Lending credibility to the timing of Mr. Stoltz’s complaint in 2012, an examination of athletically-related financial aid allocations as publicly reported in the Equity in Athletics Disclosure Act (EADA) report starting in 2007 (the first year DCTC reported offering grants-in-aid) through 2017, there is an abrupt shift that does occur in 2012. During the first five years, female athletes received more money in the form of athletic scholarships than male athletes. In real dollars, the discrepancy in allocation between female and male athletes ranged from $0 to $5,145 with the average being $2,311. In 2012, the total amount of athletically-related financial aid more than doubled from $42,312 to $87,667, with the gap favoring male athletes by $28,133. That shift is also seen in the revenue allocations where the baseball programs budget increased by more than $77,000 during that time period while volleyball’s budget was reduced by $27,000. Other claims are not as strong, however. For example, although Stoltz alleged that more money was being spent on recruiting male athletes, that is not born out in the EADA report. That said, EADA reports are not always accurate and given the internal investigations finding that there were irregularities in bookkeeping and spending, it is possible that the data in the EADA report warrants greater scrutiny.
Lingering questions, however, remain about this case. The results of the Title IX investigation by the Office for Civil Rights have not yet been released.

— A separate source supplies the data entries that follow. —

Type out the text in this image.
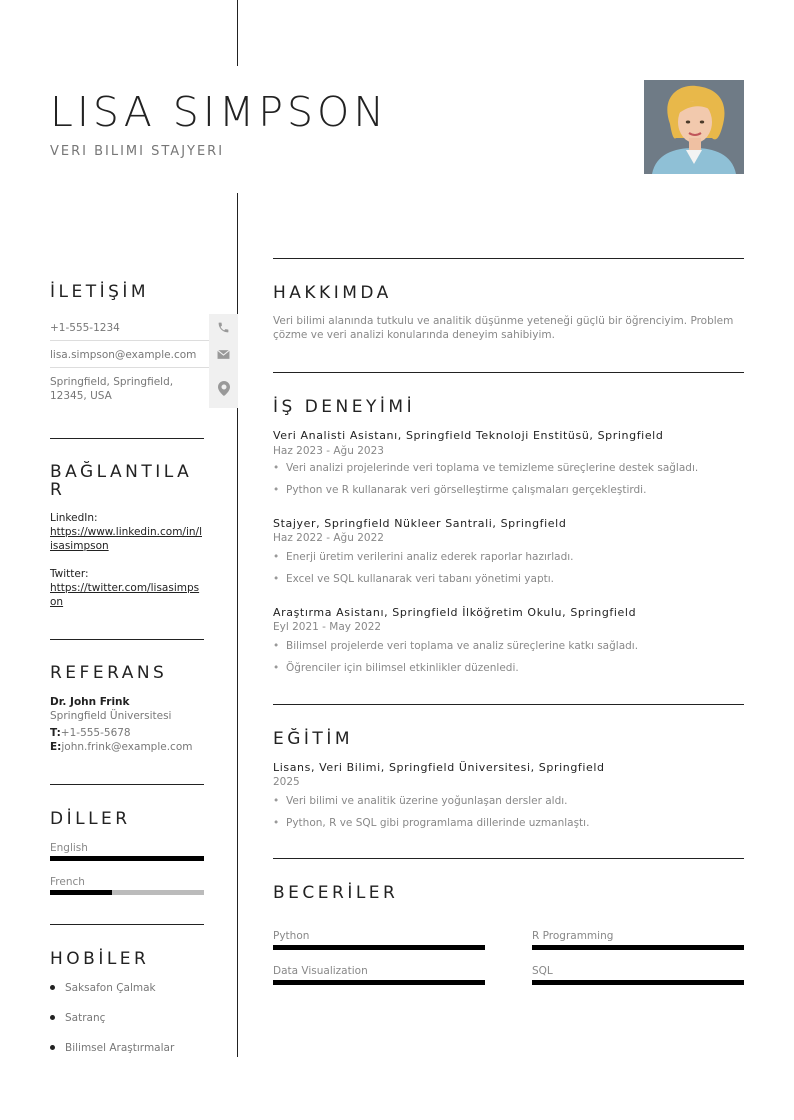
LISA SIMPSON
VERI BILIMI STAJYERI
İLETİŞİM
+1-555-1234
lisa.simpson@example.com
Springfield, Springfield, 12345, USA
BAĞLANTILA R
LinkedIn:
https://www.linkedin.com/in/lisasimpson
Twitter:
https://twitter.com/lisasimpson
REFERANS
Dr. John Frink
Springfield Üniversitesi
T:+1-555-5678
E:john.frink@example.com
DİLLER
English
French
HOBİLER
Saksafon Çalmak
Satranç
Bilimsel Araştırmalar
HAKKIMDA
Veri bilimi alanında tutkulu ve analitik düşünme yeteneği güçlü bir öğrenciyim. Problem çözme ve veri analizi konularında deneyim sahibiyim.
İŞ DENEYİMİ
Veri Analisti Asistanı, Springfield Teknoloji Enstitüsü, Springfield
Haz 2023 - Ağu 2023
• Veri analizi projelerinde veri toplama ve temizleme süreçlerine destek sağladı.
• Python ve R kullanarak veri görselleştirme çalışmaları gerçekleştirdi.
Stajyer, Springfield Nükleer Santrali, Springfield
Haz 2022 - Ağu 2022
• Enerji üretim verilerini analiz ederek raporlar hazırladı.
• Excel ve SQL kullanarak veri tabanı yönetimi yaptı.
Araştırma Asistanı, Springfield İlköğretim Okulu, Springfield
Eyl 2021 - May 2022
• Bilimsel projelerde veri toplama ve analiz süreçlerine katkı sağladı.
• Öğrenciler için bilimsel etkinlikler düzenledi.
EĞİTİM
Lisans, Veri Bilimi, Springfield Üniversitesi, Springfield
2025
• Veri bilimi ve analitik üzerine yoğunlaşan dersler aldı.
• Python, R ve SQL gibi programlama dillerinde uzmanlaştı.
BECERİLER
Python	R Programming
Data Visualization	SQL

Thus, there may be more to learn in the future.
References
Dakota County Technical College History. (n.d.). https://www.dctc.edu/about-us/history/
Dakota County Technical College. Equity in Athletics Disclosure Act Reports (2003-2017).
Magan, C. (2016, June 17). Mismanagement and retaliation alleged at Dakota County Technical College. Pioneer Press.
Cameron Stoltz v. Minnesota State Colleges & University System and Dakota County Technical College (2016). Case File No: 62-CV-16-3718.
Cameron Stoltz v. Minnesota State Colleges & University System and Dakota County Technical College. (2019, April 15). Settlement.
Verges, J. (2018, April 18). Retiring head of two Dakota County colleges, with lawsuits pending, is finalist for Illinois jobs. Pioneer Press.
1. Based on EADA reports, wrestling was offered at DCTC for four years, from 2002-2003 through 2005-2006.
2. According to EADA reports filed every year between 2003-2004 and 2017-2018, the DCTC athletic department held multiple division affiliations within the NJCAA. Men’s and women’s soccer were listed as being in NJCAA Division I from 2002-2003 through 2010-2011 while the rest of the athletic department was listed as NJCAA Division III. In 2011-2012 the affiliation shifted for the entire athletic department and all programs were listed as NJCAA Division II.